Accumulation of thick fluvial sediments in the Shinano River incised-valley fills: implications for sequence stratigraphy and alluvial architecture

The relationship between fluvial systems and base-level changes, controlled mainly by sea-level fluctuations and tectonic activity, on time scales of 103–104 years, is important for evaluating and improving nonmarine sequence stratigraphy and numerical and physical alluvial architecture models. However, there are not enough quantitative data available from field studies, especially for periods of rapid base-level rise. The Echigo Plain, Japan, is a fluvial–coastal lowland where the tidal range is very small and where a very deep valley was incised by the Shinano River during the latest Pleistocene. The depth of the incised valley near the shoreline, 160 m below mean sea level, is greater than the amount of sea-level fall during the Last Glacial Maximum (LGM) because of tectonic subsidence. We studied an approximately 100-m-long borehole sediment core obtained from the landward part of the plain, where thick fluvial deposits have accumulated since the LGM. Sediment facies, diatom assemblages, sulfur content, carbon to sulfur ratios, and radiocarbon age dates indicate that most of the core sediments were deposited in a fluvial environment during the past 12 kyr.

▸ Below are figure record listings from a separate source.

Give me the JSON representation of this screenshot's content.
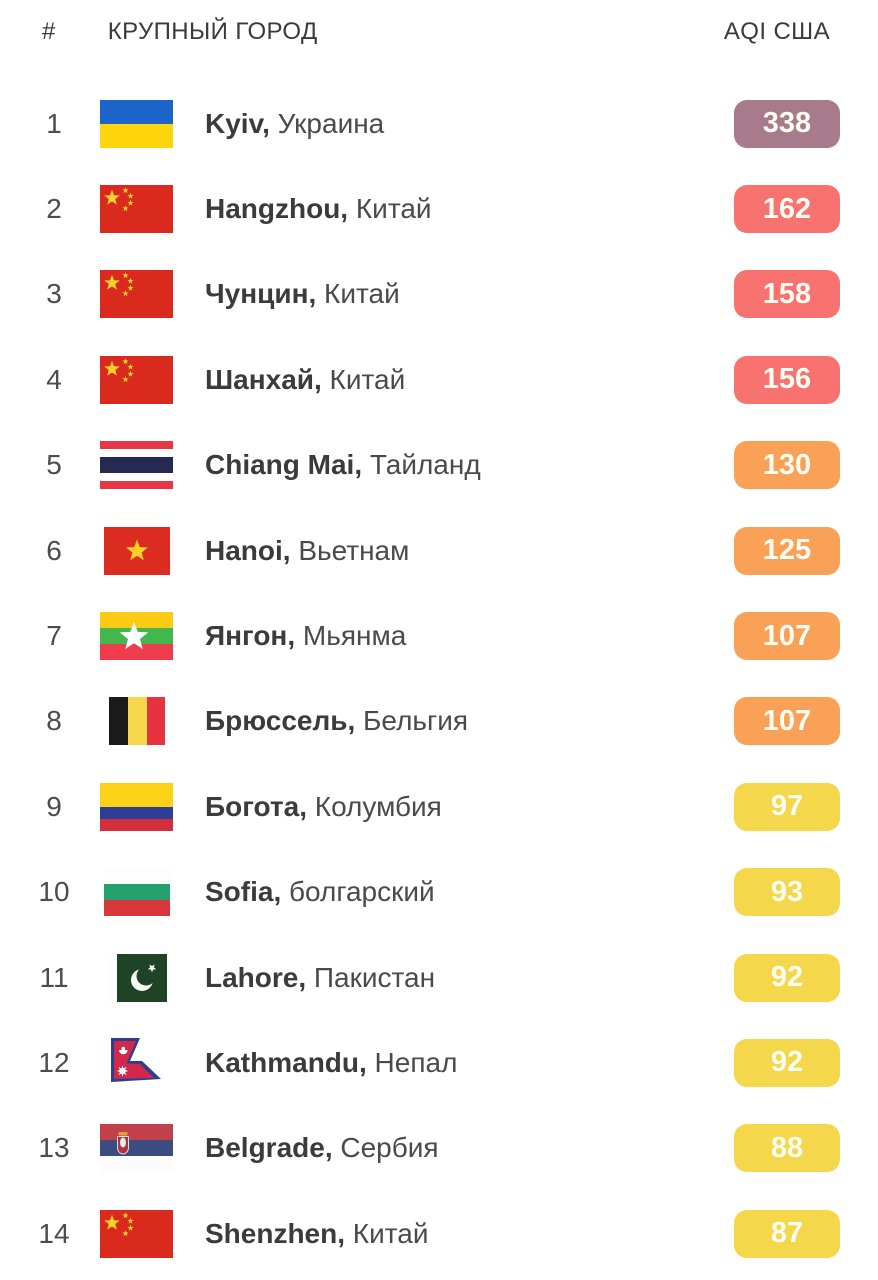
{
  "header": {
    "rank_label": "#",
    "city_label": "КРУПНЫЙ ГОРОД",
    "aqi_label": "AQI США"
  },
  "aqi_level_colors": {
    "hazardous": "#a87b8c",
    "unhealthy": "#f87370",
    "unhealthy_sensitive": "#f9a157",
    "moderate": "#f5d74b"
  },
  "badge_text_color": "#fffdf4",
  "rows": [
    {
      "rank": "1",
      "city": "Kyiv",
      "country": "Украина",
      "flag": "ukraine",
      "flag_icon": "ukraine-flag",
      "aqi": "338",
      "level": "hazardous",
      "color": "#a87b8c"
    },
    {
      "rank": "2",
      "city": "Hangzhou",
      "country": "Китай",
      "flag": "china",
      "flag_icon": "china-flag",
      "aqi": "162",
      "level": "unhealthy",
      "color": "#f87370"
    },
    {
      "rank": "3",
      "city": "Чунцин",
      "country": "Китай",
      "flag": "china",
      "flag_icon": "china-flag",
      "aqi": "158",
      "level": "unhealthy",
      "color": "#f87370"
    },
    {
      "rank": "4",
      "city": "Шанхай",
      "country": "Китай",
      "flag": "china",
      "flag_icon": "china-flag",
      "aqi": "156",
      "level": "unhealthy",
      "color": "#f87370"
    },
    {
      "rank": "5",
      "city": "Chiang Mai",
      "country": "Тайланд",
      "flag": "thailand",
      "flag_icon": "thailand-flag",
      "aqi": "130",
      "level": "unhealthy_sensitive",
      "color": "#f9a157"
    },
    {
      "rank": "6",
      "city": "Hanoi",
      "country": "Вьетнам",
      "flag": "vietnam",
      "flag_icon": "vietnam-flag",
      "aqi": "125",
      "level": "unhealthy_sensitive",
      "color": "#f9a157"
    },
    {
      "rank": "7",
      "city": "Янгон",
      "country": "Мьянма",
      "flag": "myanmar",
      "flag_icon": "myanmar-flag",
      "aqi": "107",
      "level": "unhealthy_sensitive",
      "color": "#f9a157"
    },
    {
      "rank": "8",
      "city": "Брюссель",
      "country": "Бельгия",
      "flag": "belgium",
      "flag_icon": "belgium-flag",
      "aqi": "107",
      "level": "unhealthy_sensitive",
      "color": "#f9a157"
    },
    {
      "rank": "9",
      "city": "Богота",
      "country": "Колумбия",
      "flag": "colombia",
      "flag_icon": "colombia-flag",
      "aqi": "97",
      "level": "moderate",
      "color": "#f5d74b"
    },
    {
      "rank": "10",
      "city": "Sofia",
      "country": "болгарский",
      "flag": "bulgaria",
      "flag_icon": "bulgaria-flag",
      "aqi": "93",
      "level": "moderate",
      "color": "#f5d74b"
    },
    {
      "rank": "11",
      "city": "Lahore",
      "country": "Пакистан",
      "flag": "pakistan",
      "flag_icon": "pakistan-flag",
      "aqi": "92",
      "level": "moderate",
      "color": "#f5d74b"
    },
    {
      "rank": "12",
      "city": "Kathmandu",
      "country": "Непал",
      "flag": "nepal",
      "flag_icon": "nepal-flag",
      "aqi": "92",
      "level": "moderate",
      "color": "#f5d74b"
    },
    {
      "rank": "13",
      "city": "Belgrade",
      "country": "Сербия",
      "flag": "serbia",
      "flag_icon": "serbia-flag",
      "aqi": "88",
      "level": "moderate",
      "color": "#f5d74b"
    },
    {
      "rank": "14",
      "city": "Shenzhen",
      "country": "Китай",
      "flag": "china",
      "flag_icon": "china-flag",
      "aqi": "87",
      "level": "moderate",
      "color": "#f5d74b"
    }
  ]
}
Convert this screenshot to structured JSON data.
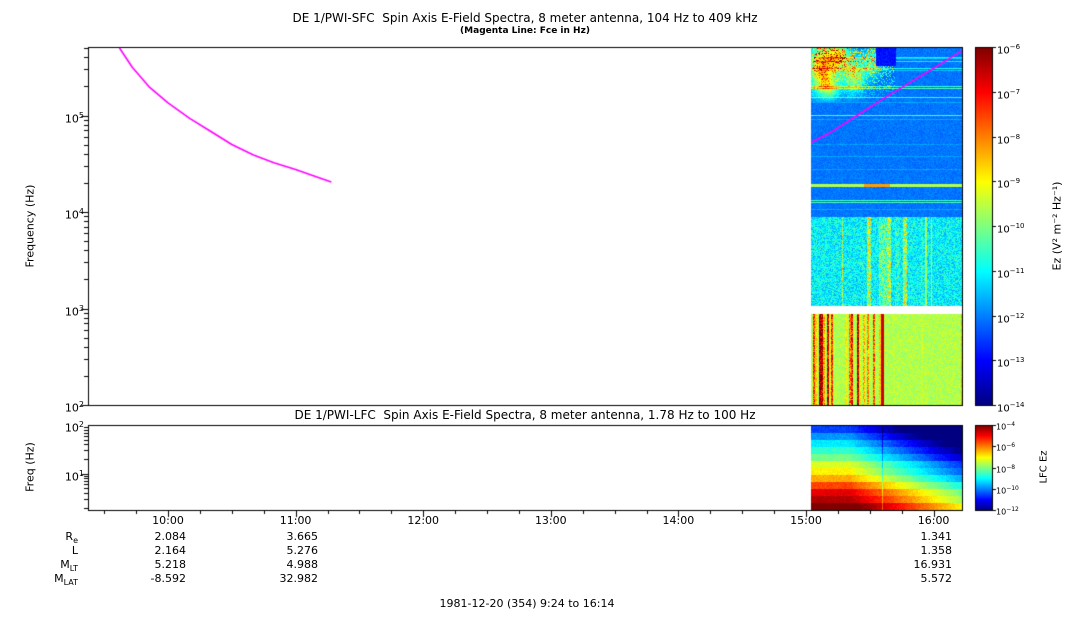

Sediment accumulation rates were 10–15 m/kyr between 12 and 8 cal kyr BP, and relatively low (less than 5 m/kyr) subsequently, mainly because of glacio-eustatic sea-level rise. The timing of the reduction in the accumulation rate is one possible indicator of the position of the maximum-flooding surface in a sequence composed only of fluvial sediments. The presence of many thin layers of very fine to fine-grained sand (20–80 cm thick), interpreted as crevasse-splay deposits, that formed between 11 and 8 cal kyr BP, when the base level was rising rapidly, implies that crevasse-splay deposits are characteristic of aggrading fluvial sediments and the transgressive systems tract in nonmarine sequence stratigraphy. Tectonic subsidence at approximately 2 m/kyr has contributed markedly to the larger accumulation rate of fluvial sediments of the highstand systems tract on the Echigo Plain, compared with rates in other fluvial–coastal lowlands, since 5–6 cal kyr BP, when the eustatic sea-level rise had mostly ceased.